Au cours des 45 dernières années, environ 80 pour cent de tout le poisson pêché dans les eaux ouest-africaines l'a été par des flottes étrangères. Les nations côtières se sont partagé le reste. Et aujourd'hui, leur part devient même de plus en plus petite.
Depuis janvier, sept superchalutiers hollandais traînent leurs gigantesques filets dans les eaux mauritaniennes, entre Nouadhibou et Puerto Naos, principal port des îles Canaries. Des filets capables d'enfourner trois Statues de la Liberté couchées l'une derrière l'autre. En moins d'un mois, ces bateaux peuvent attraper 3 500 tonnes de poisson, repéré au moyen de technologies sophistiquées, et notamment par satellite.
Dans cette zone, qui est l'une des plus poissonneuses du globe, ce sont les sardines et les maquereaux que l'on recherche. Mais à Puerto de la Luz (îles Canaries), où la flotte est basée, on raconte qu'en moins de 20 jours, un seul chalutier peut ramener jusqu'à 72 tonnes de thon en prises accessoires.
Les bateaux appartiennent à «The Group», un conglomérat de quatre entreprises hollandaises qui construisent des chalutiers. Les restrictions en vigueur sur les quotas de pêche dans l'Union européenne et une tentative manquée de s'attaquer aux harengs des eaux américaines au large de la Nouvelle-Angleterre ont conduit la flotte du «Group» à acheter des permis de pêche mensuels à la Mauritanie.
S'ils ont les vaisseaux les plus impressionnants, les Hollandais ne sont pas les seuls à sillonner le secteur. Entre 1972 et 1991, les bateaux russes ont pêché 17,8 millions de tonnes de poisson dans les eaux mauritaniennes et sénégalaises. Et les quantités prélevées par le Japon, la Corée du Sud et l'Espagne ont également été très importantes. Ces flottes de pêche en haute mer sont largement subventionnées par les gouvernements mais personne ne prend la responsabilité de surveiller que les stocks de poissons dans lesquels elles puisent abondamment ne s'effondrent pas.

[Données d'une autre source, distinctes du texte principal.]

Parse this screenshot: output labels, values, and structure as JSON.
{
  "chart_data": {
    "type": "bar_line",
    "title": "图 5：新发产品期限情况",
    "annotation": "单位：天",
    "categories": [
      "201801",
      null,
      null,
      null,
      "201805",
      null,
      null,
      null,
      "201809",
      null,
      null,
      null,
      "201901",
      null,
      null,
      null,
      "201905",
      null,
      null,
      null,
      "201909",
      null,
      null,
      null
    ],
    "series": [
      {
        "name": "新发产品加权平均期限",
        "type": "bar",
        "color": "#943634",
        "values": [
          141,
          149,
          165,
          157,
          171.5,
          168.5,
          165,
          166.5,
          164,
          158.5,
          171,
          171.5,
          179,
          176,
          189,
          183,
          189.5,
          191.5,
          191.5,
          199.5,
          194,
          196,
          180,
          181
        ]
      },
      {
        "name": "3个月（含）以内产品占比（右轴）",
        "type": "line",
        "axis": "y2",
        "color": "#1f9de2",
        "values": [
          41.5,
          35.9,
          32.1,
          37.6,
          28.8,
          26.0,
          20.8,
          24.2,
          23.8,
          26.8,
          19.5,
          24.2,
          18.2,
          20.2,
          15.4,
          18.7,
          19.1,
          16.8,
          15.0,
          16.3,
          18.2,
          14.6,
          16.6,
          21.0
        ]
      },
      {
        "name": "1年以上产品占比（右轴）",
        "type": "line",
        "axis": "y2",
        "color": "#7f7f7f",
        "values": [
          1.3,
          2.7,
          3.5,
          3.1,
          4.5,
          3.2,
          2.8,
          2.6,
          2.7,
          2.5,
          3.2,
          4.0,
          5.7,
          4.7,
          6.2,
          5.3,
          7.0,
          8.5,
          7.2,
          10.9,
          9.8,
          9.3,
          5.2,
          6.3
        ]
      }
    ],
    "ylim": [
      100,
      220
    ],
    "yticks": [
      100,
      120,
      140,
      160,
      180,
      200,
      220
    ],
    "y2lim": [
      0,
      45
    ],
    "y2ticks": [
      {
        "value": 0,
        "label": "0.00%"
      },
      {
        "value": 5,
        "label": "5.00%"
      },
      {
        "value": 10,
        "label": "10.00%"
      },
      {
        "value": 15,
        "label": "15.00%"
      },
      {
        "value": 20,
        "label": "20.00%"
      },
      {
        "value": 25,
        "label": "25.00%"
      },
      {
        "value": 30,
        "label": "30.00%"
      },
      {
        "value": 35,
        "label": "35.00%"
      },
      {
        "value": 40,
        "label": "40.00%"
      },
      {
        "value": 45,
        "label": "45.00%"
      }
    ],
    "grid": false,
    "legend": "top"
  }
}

Le conglomérat veut maintenant construire des installations frigorifiques à Puerto de la Luz et a demandé un subside de plus de 30 millions de dollars US au gouvernement espagnol. Cette somme serait allouée par le biais de l'Instrument financier d'orientation de la pêche (IFOP) de la Commission européenne, un fonds structurel destiné à la modernisation des flottes, des équipements portuaires et des industries de transformation et de commercialisation des produits dans les pays membres de l'Union européenne (UE).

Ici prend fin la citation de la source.